The instability in global shipping routes is driving up fertiliser prices and creating uncertainty in supply chains, with even minor risks leading to delays and inflationary pressures in global food markets. Africa is especially vulnerable, as around 80% of its fertiliser is imported, often at higher costs due to logistics and financing challenges, making farmers highly exposed to global market shocks.
Smallholder farmers, who produce nearly 70% of food in sub-Saharan Africa, are particularly affected due to limited access to affordable fertilisers and rising input costs. According to FAO estimates, even a small reduction in fertiliser availability could significantly reduce staple crop production and increase food inflation across the continent.
In response, the African Development Bank Group has introduced initiatives such as the African Emergency Food Production Facility, which has supported millions of farmers with climate-smart inputs and fertilisers, helping boost food production and strengthen resilience. The programme is also shifting toward long-term food sovereignty by scaling up agricultural support systems across African countries.
To address ongoing risks, experts emphasize the need for stronger market intelligence systems to track fertiliser flows and prices in real time, enabling better anticipation of supply disruptions. Improved data sharing and regional coordination are seen as critical to reducing vulnerability to global shocks.
Another key recommendation is regional cooperation in fertiliser procurement and the creation of buffer stocks. By pooling demand and working with major producers, African countries can stabilize prices and reduce exposure to export restrictions and shipping disruptions.
Expanding domestic fertiliser production is also seen as essential, with countries like Morocco, Nigeria, Kenya, and Ethiopia increasing capacity. However, further investment in infrastructure and public-private partnerships is needed to meet growing demand and reduce import dependency.

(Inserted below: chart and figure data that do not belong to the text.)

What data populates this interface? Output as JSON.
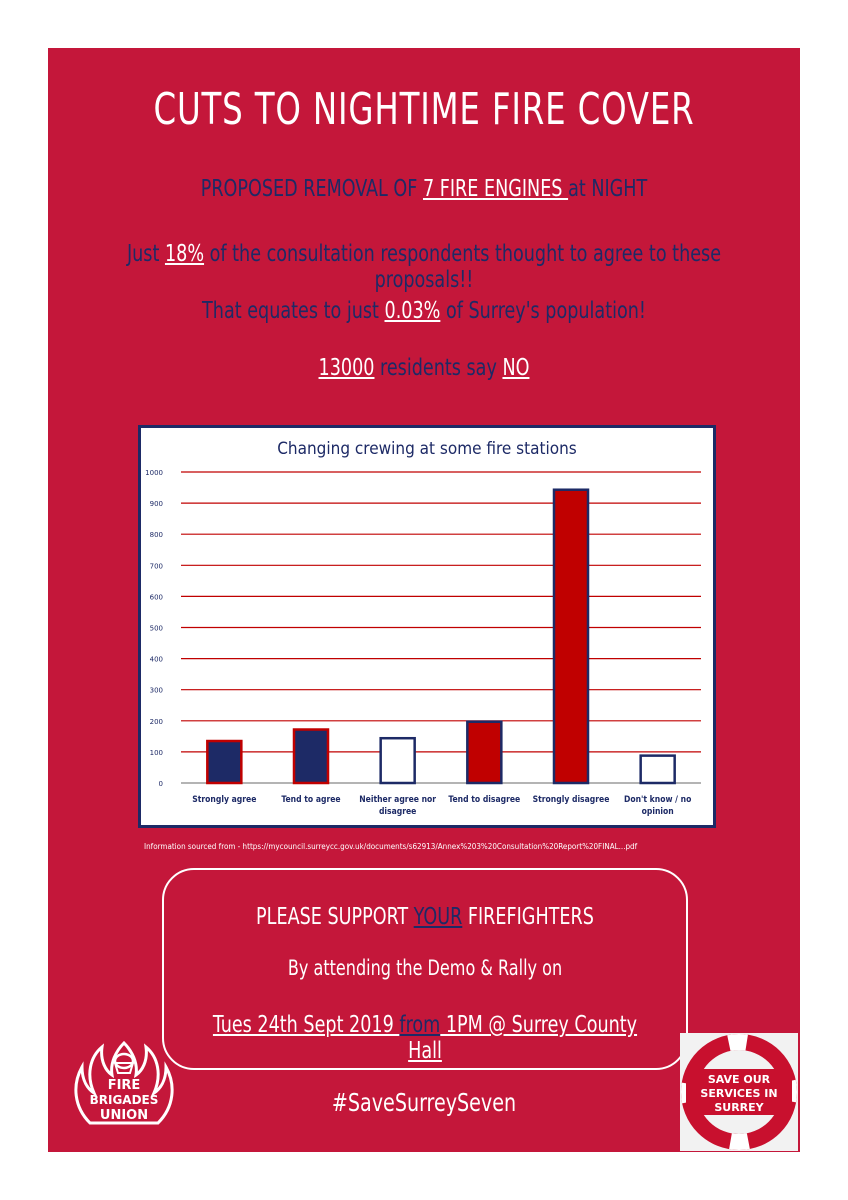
{
  "poster": {
    "title": "CUTS TO NIGHTIME FIRE COVER",
    "line1": {
      "pre": "PROPOSED REMOVAL OF ",
      "highlight": "7 FIRE ENGINES ",
      "post": "at NIGHT"
    },
    "line2": {
      "pre": "Just ",
      "highlight": "18%",
      "post": " of the consultation respondents thought to agree to these proposals!!"
    },
    "line3": {
      "pre": "That equates to just ",
      "highlight": "0.03%",
      "post": " of Surrey's population!"
    },
    "line4": {
      "pre": "",
      "highlight": "13000",
      "mid": " residents say ",
      "highlight2": "NO"
    },
    "source": "Information sourced from - https://mycouncil.surreycc.gov.uk/documents/s62913/Annex%203%20Consultation%20Report%20FINAL...pdf",
    "support": {
      "line1_pre": "PLEASE SUPPORT ",
      "line1_highlight": "YOUR",
      "line1_post": " FIREFIGHTERS",
      "line2": "By attending the Demo & Rally on",
      "line3_a": "Tues 24th Sept 2019 ",
      "line3_b": "from",
      "line3_c": " 1PM @ Surrey County Hall"
    },
    "hashtag": "#SaveSurreySeven",
    "fbu_logo": {
      "line1": "FIRE",
      "line2": "BRIGADES",
      "line3": "UNION"
    },
    "sos_logo": {
      "line1": "SAVE OUR",
      "line2": "SERVICES IN",
      "line3": "SURREY"
    }
  },
  "colors": {
    "background": "#c4173a",
    "navy": "#1d2a66",
    "bar_red": "#c00000",
    "grid_red": "#c00000"
  },
  "chart_data": {
    "type": "bar",
    "title": "Changing crewing at some fire stations",
    "categories": [
      "Strongly agree",
      "Tend to agree",
      "Neither agree nor disagree",
      "Tend to disagree",
      "Strongly disagree",
      "Don't know / no opinion"
    ],
    "values": [
      135,
      172,
      144,
      197,
      943,
      88
    ],
    "bar_fills": [
      "#1d2a66",
      "#1d2a66",
      "#ffffff",
      "#c00000",
      "#c00000",
      "#ffffff"
    ],
    "bar_outlines": [
      "#c00000",
      "#c00000",
      "#1d2a66",
      "#1d2a66",
      "#1d2a66",
      "#1d2a66"
    ],
    "ylim": [
      0,
      1000
    ],
    "yticks": [
      0,
      100,
      200,
      300,
      400,
      500,
      600,
      700,
      800,
      900,
      1000
    ],
    "xlabel": "",
    "ylabel": "",
    "grid": true,
    "legend": "none"
  }
}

Protecting smallholder farmers from price volatility through targeted subsidies, digital voucher systems, and improved access to credit is highlighted as another important measure. These interventions can help ensure that global price shocks do not disproportionately affect the most vulnerable farmers.
Finally, initiatives such as the Africa Fertiliser and Soil Health Initiative aim to improve soil productivity, increase fertiliser use, and restore degraded land over the next decade. Combined with digital agriculture programmes and international partnerships, these efforts are intended to strengthen Africa’s long-term food security and resilience.
Overall, the crisis underscores how global geopolitical tensions can directly impact food systems in Africa, reinforcing the need for coordinated action among governments, regional bodies, and development partners to secure fertiliser supply chains and build agricultural sovereignty.